Österreichs Super-Serie ist beim unglücklichen 1:2 im Testspiel gegen Brasilien gerissen - das Vertrauen in die eigene Stärke des ÖFB-Teams scheint aber dennoch größer denn je. Kein Wunder: Mit diesen Perspektivspielern und der modernen Spielanlage ist mit Österreich im Weltfußball wieder zu rechnen. Das größte Lob für die Mannschaft von Teamchef Marcel Koller kam von Brasiliens Coach Carlos Dunga.
Zyniker würden mit Blick auf das Ergebnis zu der gar nicht mehr so neuen Erkenntnis kommen, dass es im Weltfußball keine Kleinen mehr gibt - und damit nicht Österreich, sondern Brasilien meinen. Der WM-Gastgeber wird wohl noch in Jahrzehnten den Malus des 1:7 gegen Deutschland mit sich herumschleppen, der seitdem im Hintergrund immer als Referenzgröße schlummert und den Glanz der Brasilianer nachhaltig trübt.
Auf der anderen Seite war da ein Österreich, das die erfolgreichste Serie seit 36 Jahren hingelegt hat. Eine aufstrebende Mannschaft mit einem gewieften Trainer, der einer Ansammlung von Talenten Systematik und Struktur verordnet hat und im dritten Jahr seines Wirkens auch die nötigen Ergebnisse erzielt.
Brasilien wagt einen Neuanfang
Die ÖFB-Auswahl hat ein überaus erfolgreiches Jahr 2014 hinter sich. Daran ändert auch die unglückliche 1:2-Niederlage zum Abschluss gegen Brasilien nichts. Die Selecao hat ein überaus niederschmetterndes Jahr 2014 hinter sich. Daran ändert auch der glückliche 2:1-Sieg zum Abschluss gegen Österreich nichts.
Immerhin nimmt Brasiliens Neuanfang unter Carlos Dunga weiter Konturen an, nach der WM war es schon der sechste Sieg im sechsten Testspiel. Für Österreich war es die erste Niederlage in diesem Jahr. Damit ist die schöne Aussicht dahin, als einzige europäische Mannschaft ungeschlagen zu bleiben. Allerdings ist das zu verschmerzen, da sich der österreichische Fußball nach Jahren der Enttäuschungen wieder auf dem Weg nach oben befindet. Der Grund dafür ist ein Trainer aus der Schweiz. Dabei wurde Marcel Koller nicht von allen mit offenen Armen empfangen.
Österreich liegt Marcel Koller zu Füßen
Viele waren zu Beginn strikt gegen einen neuen Chef aus dem Nachbarland. Mittlerweile aber sind die Kritiker verstummt und die Fußball-Nation liegt Koller zu Füßen. Das mag ein wenig übertrieben sein, trifft die Euphorie im Land aber doch ganz gut.

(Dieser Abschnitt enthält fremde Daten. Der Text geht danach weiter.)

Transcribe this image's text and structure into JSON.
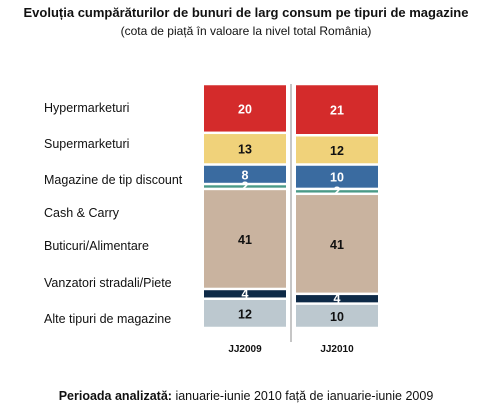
{
  "header": {
    "title": "Evoluția cumpărăturilor de bunuri de larg consum pe tipuri de magazine",
    "subtitle": "(cota de piață în valoare la nivel total România)"
  },
  "footer": {
    "label": "Perioada analizată:",
    "text": "ianuarie-iunie 2010 față de ianuarie-iunie 2009"
  },
  "chart_data": {
    "type": "bar",
    "stacked": true,
    "title": "Evoluția cumpărăturilor de bunuri de larg consum pe tipuri de magazine",
    "subtitle": "(cota de piață în valoare la nivel total România)",
    "categories": [
      "JJ2009",
      "JJ2010"
    ],
    "series": [
      {
        "name": "Hypermarketuri",
        "values": [
          20,
          21
        ],
        "color": "#d42b2b",
        "label_color": "light"
      },
      {
        "name": "Supermarketuri",
        "values": [
          13,
          12
        ],
        "color": "#f0d27a",
        "label_color": "dark"
      },
      {
        "name": "Magazine de tip discount",
        "values": [
          8,
          10
        ],
        "color": "#3a6ba0",
        "label_color": "light"
      },
      {
        "name": "Cash & Carry",
        "values": [
          2,
          2
        ],
        "color": "#4a9a88",
        "label_color": "light"
      },
      {
        "name": "Buticuri/Alimentare",
        "values": [
          41,
          41
        ],
        "color": "#c9b39f",
        "label_color": "dark"
      },
      {
        "name": "Vanzatori stradali/Piete",
        "values": [
          4,
          4
        ],
        "color": "#0e2a47",
        "label_color": "light"
      },
      {
        "name": "Alte tipuri de magazine",
        "values": [
          12,
          10
        ],
        "color": "#bcc8cf",
        "label_color": "dark"
      }
    ],
    "legend_position": "left",
    "grid": false
  }
}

"Ich weiß nicht, ob ich tatsächlich gerade ein österreichischer Nationalheld bin. Es ist für mich einfach nur schön, dass wir mit dem Fußball unserer Mannschaft den Menschen viel Freude bereiten", sagt Koller in seiner gewohnt zurückhaltenden Art.
Was im Umkehrschluss aber nicht heißt, dass Koller die Huldigung der Fans nicht registrieren würde. "Nach dem Sieg gegen Russland lief ich mit den Spielern eine Ehrenrunde nach der anderen. Und das Stadion wollte sich einfach nicht leeren und war immer noch voll. Die stehenden Ovationen waren unglaublich, das war Gänsehaut pur."
Scouts heiß auf Österreichs Talente
In 160 Länder wurden am Dienstag die Bilder der Partie aus dem Ernst-Happel-Stadion ausgestrahlt. Scouts zahlreicher Fußball-Schwer- und -Leichtgewichte saßen auf den Tribünen, unter anderem hatten Manchester United, Inter Mailand, Juventus Turin, Schalke 04, Hertha BSC, Schachtjor Donezk, 1899 Hoffenheim, der AS Monaco und der VfL Wolfsburg Spielbeobachter geschickt. Sie alle waren wegen einiger österreichischer Talente da. Wegen Aleksander Dragovic, Martin Hinteregger oder Christoph Leitgeb.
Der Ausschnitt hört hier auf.